Story of the Forest – National Museum of Singapore, Singapore

Creata dal famoso team collettivo di arte digitale giapponese Lab, Story of the Forest è un’installazione immersiva che trasforma 69 disegni della collezione di disegni di storia naturale di William Farquhar in animazioni tridimensionali, raccontando diverse storie.
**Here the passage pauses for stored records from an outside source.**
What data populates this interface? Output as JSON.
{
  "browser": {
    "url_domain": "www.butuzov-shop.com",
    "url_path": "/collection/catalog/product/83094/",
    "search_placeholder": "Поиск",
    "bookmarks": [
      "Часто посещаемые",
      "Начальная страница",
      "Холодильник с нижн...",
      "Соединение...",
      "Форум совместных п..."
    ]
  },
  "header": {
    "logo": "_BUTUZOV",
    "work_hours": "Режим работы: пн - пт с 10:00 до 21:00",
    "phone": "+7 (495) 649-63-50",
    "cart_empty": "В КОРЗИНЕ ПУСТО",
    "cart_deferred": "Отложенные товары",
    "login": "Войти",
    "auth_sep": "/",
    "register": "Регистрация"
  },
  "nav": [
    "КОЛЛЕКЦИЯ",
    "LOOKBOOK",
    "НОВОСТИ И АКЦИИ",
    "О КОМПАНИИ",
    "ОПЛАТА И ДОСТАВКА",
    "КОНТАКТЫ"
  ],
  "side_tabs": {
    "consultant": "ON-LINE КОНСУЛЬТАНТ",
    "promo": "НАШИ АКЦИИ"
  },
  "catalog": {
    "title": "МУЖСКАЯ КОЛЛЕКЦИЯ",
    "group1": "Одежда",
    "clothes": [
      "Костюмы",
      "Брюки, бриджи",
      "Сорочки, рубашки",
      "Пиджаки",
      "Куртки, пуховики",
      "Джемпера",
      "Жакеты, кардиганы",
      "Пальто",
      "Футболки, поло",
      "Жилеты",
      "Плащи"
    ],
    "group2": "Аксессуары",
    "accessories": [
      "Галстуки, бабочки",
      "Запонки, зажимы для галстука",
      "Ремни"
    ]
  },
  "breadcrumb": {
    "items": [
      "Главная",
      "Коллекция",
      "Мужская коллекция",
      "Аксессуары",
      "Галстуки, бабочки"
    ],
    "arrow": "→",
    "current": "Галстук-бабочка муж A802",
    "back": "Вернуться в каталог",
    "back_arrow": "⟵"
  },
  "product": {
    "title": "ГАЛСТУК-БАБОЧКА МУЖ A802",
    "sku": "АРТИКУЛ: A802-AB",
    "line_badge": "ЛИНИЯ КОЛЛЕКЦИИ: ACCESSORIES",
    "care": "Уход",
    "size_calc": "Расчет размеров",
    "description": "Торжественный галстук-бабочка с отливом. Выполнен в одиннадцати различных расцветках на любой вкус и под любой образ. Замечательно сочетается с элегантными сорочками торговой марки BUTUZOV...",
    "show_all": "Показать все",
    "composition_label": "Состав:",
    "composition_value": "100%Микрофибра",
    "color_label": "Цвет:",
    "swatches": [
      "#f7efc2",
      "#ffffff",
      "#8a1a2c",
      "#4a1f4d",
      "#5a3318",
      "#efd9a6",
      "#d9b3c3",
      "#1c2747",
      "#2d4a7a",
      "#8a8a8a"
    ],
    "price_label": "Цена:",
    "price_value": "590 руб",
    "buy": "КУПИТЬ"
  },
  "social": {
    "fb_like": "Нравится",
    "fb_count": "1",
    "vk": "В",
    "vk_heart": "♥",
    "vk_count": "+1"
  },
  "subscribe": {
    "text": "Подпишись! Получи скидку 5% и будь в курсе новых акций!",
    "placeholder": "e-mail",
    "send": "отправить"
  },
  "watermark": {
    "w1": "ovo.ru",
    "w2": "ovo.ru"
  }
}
The Art Gallery of Ontario, Toronto

Nato da un’idea dell’artista Alex Mayhew, il museo di Toronto ha creato ReBlink, un’innovativa esperienza di realtà aumentata che attinge alle innovazioni della tecnologia per offrire ai visitatori la possibilità di vedere le opere di AGO in un modo completamente nuovo tramite la fotocamera del loro telefono.

Skin & Bones – The Smithsonian Institution, Washington D.C.

La “Bone Hall” (una mostra di anatomia che è stata aperta nel 1881 con il primo museo di Smithsonian) conserva ancora molti scheletri originali, che ora gli ospiti possono ricostruire tramite un’applicazione. E così quelle ossa riprendono vita, raccontando quella che è stata la loro storia.